Former WMS member Patricia Molen (“Pam”) van Ee, a longtime resident of Columbia, Maryland, died suddenly in a nursing/rehabilitation center in Laurel on April 24, her 76th birthday. She was born in Glendale, California, the second daughter of Philip Daniel Molen and Virginia Solomon Molen. Pam graduated from the University of California, Berkeley, in 1966 and went on to obtain Masters degrees in United States history from Johns Hopkins and William and Mary.

In 1971 she began her career at the Library of Congress as a historian with the American Revolution Bicentennial Office. After a stint as an examiner at the U.S. Copyright Office, she joined the Library’s Geography and Map Division for the remainder of her tenure. There she served as a specialist in cartographic history and played a role in building up the division’s unrivalled holdings. With her close friend Ronald E. Grim, Pam edited the occasional papers and other map-related publications of the Philip Lee Phillips Society.

Throughout almost all of her career she was active in union work for the Library’s professional guild, AFSCME Local 2910. She served as Chief Negotiator and as a Steward, but took equal satisfaction in representing individuals who had, unjustly in some cases, fallen afoul of the Library’s rules and disciplinary system.

Her professional accomplishments include a number of important publications, most notably including the definitive guide “Maps and Charts of North America and the West Indies, 1750 – 1789: A Guide to the Collections in the Library of Congress” (with John R. Sellers, 1981). Pam also played a significant role in the creation of “American Women: A Library of Congress Guide for the Study of Women’s History and Culture in the United States” (2001); this work also contains two of her original essays. Her first scholarly work appeared in the William and Mary Quarterly in April 1971: “Population and Social Patterns in Barbados in the Early Eighteenth Century.”

She was a past presenter at the WMS (January 11, 2001), and a summary of her meeting presentation appeared in The Portolan Issue 50 (Spring 2001) – “Conservation from the Curator’s and Collector’s Point of View.”

Pam was also active as an expert consultant for the Boston Public Library’s Norman B. Leventhal Map and Education Center, serving on the Center’s Board of Review.

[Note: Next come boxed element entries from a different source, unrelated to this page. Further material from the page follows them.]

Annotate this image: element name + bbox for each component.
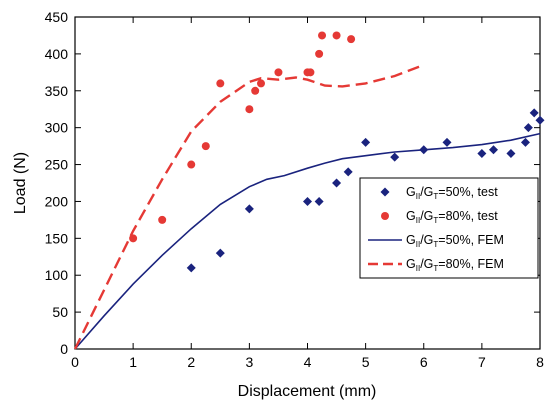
legend-subscript: T <box>433 192 438 201</box>
test-80-point <box>318 31 327 40</box>
legend-subscript: II <box>416 264 420 273</box>
y-tick-label: 200 <box>45 193 69 209</box>
test-80-point <box>245 105 254 114</box>
legend-subscript: II <box>416 216 420 225</box>
x-tick-label: 0 <box>71 354 79 370</box>
legend-text-part: G <box>406 209 416 223</box>
y-tick-label: 150 <box>45 230 69 246</box>
legend-marker-circle <box>381 212 389 220</box>
legend-marker-diamond <box>380 187 390 197</box>
test-80-point <box>187 160 196 169</box>
legend-text-part: G <box>406 185 416 199</box>
x-tick-label: 2 <box>187 354 195 370</box>
legend-text-part: G <box>406 233 416 247</box>
test-80-point <box>216 79 225 88</box>
plot-area <box>73 31 545 350</box>
test-50-point <box>489 145 498 155</box>
test-50-point <box>332 178 342 188</box>
x-tick-label: 7 <box>478 354 486 370</box>
test-50-point <box>520 137 530 147</box>
legend-text-part: =50%, FEM <box>438 233 504 247</box>
test-50-point <box>244 204 254 214</box>
test-50-point <box>186 263 196 273</box>
legend-entry-text: GII/GT=80%, FEM <box>406 257 504 273</box>
legend-subscript: II <box>416 240 420 249</box>
axes: 0 1 2 3 4 5 6 7 8 0 50 100 150 200 250 300 350 400 450 <box>45 9 544 370</box>
fem-80-line <box>73 63 425 350</box>
legend-text-part: /G <box>420 185 433 199</box>
test-50-point <box>303 196 312 206</box>
x-tick-label: 1 <box>129 354 137 370</box>
y-tick-label: 250 <box>45 157 69 173</box>
legend-text-part: /G <box>420 233 433 247</box>
x-axis-label: Displacement (mm) <box>238 383 377 400</box>
test-80-point <box>129 234 138 243</box>
legend-subscript: T <box>433 264 438 273</box>
test-50-point <box>314 196 324 206</box>
test-80-point <box>274 68 283 77</box>
x-tick-label: 8 <box>536 354 544 370</box>
legend-subscript: T <box>433 240 438 249</box>
fem-50-line <box>74 132 541 350</box>
x-tick-label: 3 <box>245 354 253 370</box>
y-tick-label: 300 <box>45 120 69 136</box>
test-50-point <box>390 152 400 162</box>
x-tick-label: 6 <box>420 354 428 370</box>
legend-entry-text: GII/GT=50%, test <box>406 185 498 201</box>
y-axis-label: Load (N) <box>12 152 29 214</box>
legend-subscript: II <box>416 192 420 201</box>
test-80-point <box>158 215 167 224</box>
test-80-point <box>257 79 265 88</box>
legend-text-part: /G <box>420 209 433 223</box>
test-50-point <box>535 115 545 125</box>
test-50-point <box>419 145 429 155</box>
test-80-point <box>251 86 260 95</box>
test-50-point <box>361 137 371 147</box>
test-80-point <box>332 31 341 40</box>
legend-text-part: =80%, FEM <box>438 257 504 271</box>
legend-entry-text: GII/GT=80%, test <box>406 209 498 225</box>
legend-text-part: =80%, test <box>438 209 498 223</box>
y-tick-label: 0 <box>60 341 68 357</box>
x-tick-label: 4 <box>304 354 312 370</box>
test-50-point <box>506 148 516 158</box>
test-50-point <box>529 108 539 118</box>
test-80-point <box>347 35 356 44</box>
test-80-point <box>315 49 324 58</box>
legend-box <box>359 177 539 279</box>
legend-text-part: G <box>406 257 416 271</box>
y-tick-label: 50 <box>52 304 68 320</box>
test-80-point <box>306 68 315 77</box>
test-50-point <box>477 148 487 158</box>
test-50-point <box>215 248 225 258</box>
y-tick-label: 450 <box>45 9 69 25</box>
y-tick-label: 100 <box>45 267 69 283</box>
test-80-point <box>201 142 210 151</box>
x-tick-label: 5 <box>362 354 370 370</box>
legend-text-part: /G <box>420 257 433 271</box>
legend-text-part: =50%, test <box>438 185 498 199</box>
y-tick-label: 350 <box>45 83 69 99</box>
test-50-point <box>523 123 533 133</box>
legend-entry-text: GII/GT=50%, FEM <box>406 233 504 249</box>
y-tick-label: 400 <box>45 46 69 62</box>
test-50-point <box>343 167 353 177</box>
test-50-point <box>442 137 452 147</box>
legend-subscript: T <box>433 216 438 225</box>
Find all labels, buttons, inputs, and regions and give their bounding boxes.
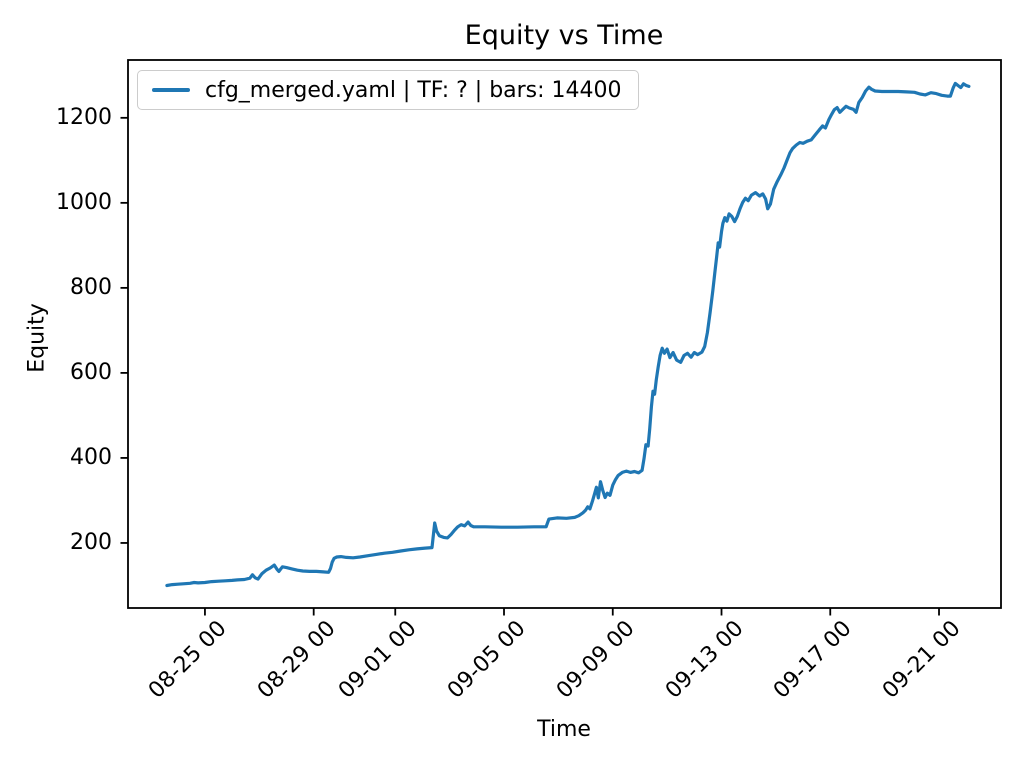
- y-tick-label: 1200: [56, 104, 112, 130]
- plot-border: [127, 59, 1002, 609]
- y-axis-label: Equity: [24, 303, 50, 373]
- legend: cfg_merged.yaml | TF: ? | bars: 14400: [137, 70, 639, 110]
- y-tick-label: 800: [70, 274, 112, 300]
- y-tick-label: 200: [70, 529, 112, 555]
- legend-line-swatch-icon: [152, 88, 190, 92]
- chart-title: Equity vs Time: [464, 20, 664, 51]
- y-tick-label: 400: [70, 444, 112, 470]
- y-tick-label: 600: [70, 359, 112, 385]
- x-axis-label: Time: [537, 717, 591, 742]
- equity-curve: [165, 81, 971, 588]
- y-tick-label: 1000: [56, 189, 112, 215]
- legend-label: cfg_merged.yaml | TF: ? | bars: 14400: [205, 77, 622, 103]
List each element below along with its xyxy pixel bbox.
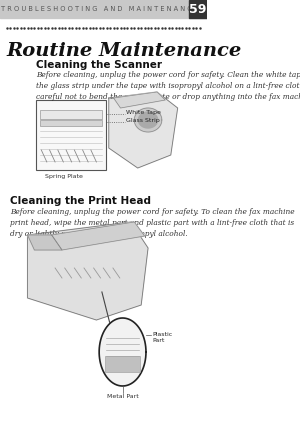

In addition, she was for many years on the Map Fair Advisory Committee of the History Miami Museum.

Her extracurricular accomplishments featured a love of horses and equestrian sports, including show hunters and the demanding sport of eventing. In these fields she competed successfully, winning numerous ribbons on her beloved horse “Chico.” In her youth she was a competitive swimmer and swimming instructor in California.

Pam is survived by her devoted and loving husband of 48 years, Daun van Ee, as well as her sister, Sandra Arcara; her brother, Philip Molen; and her nephew, Andrew Molen.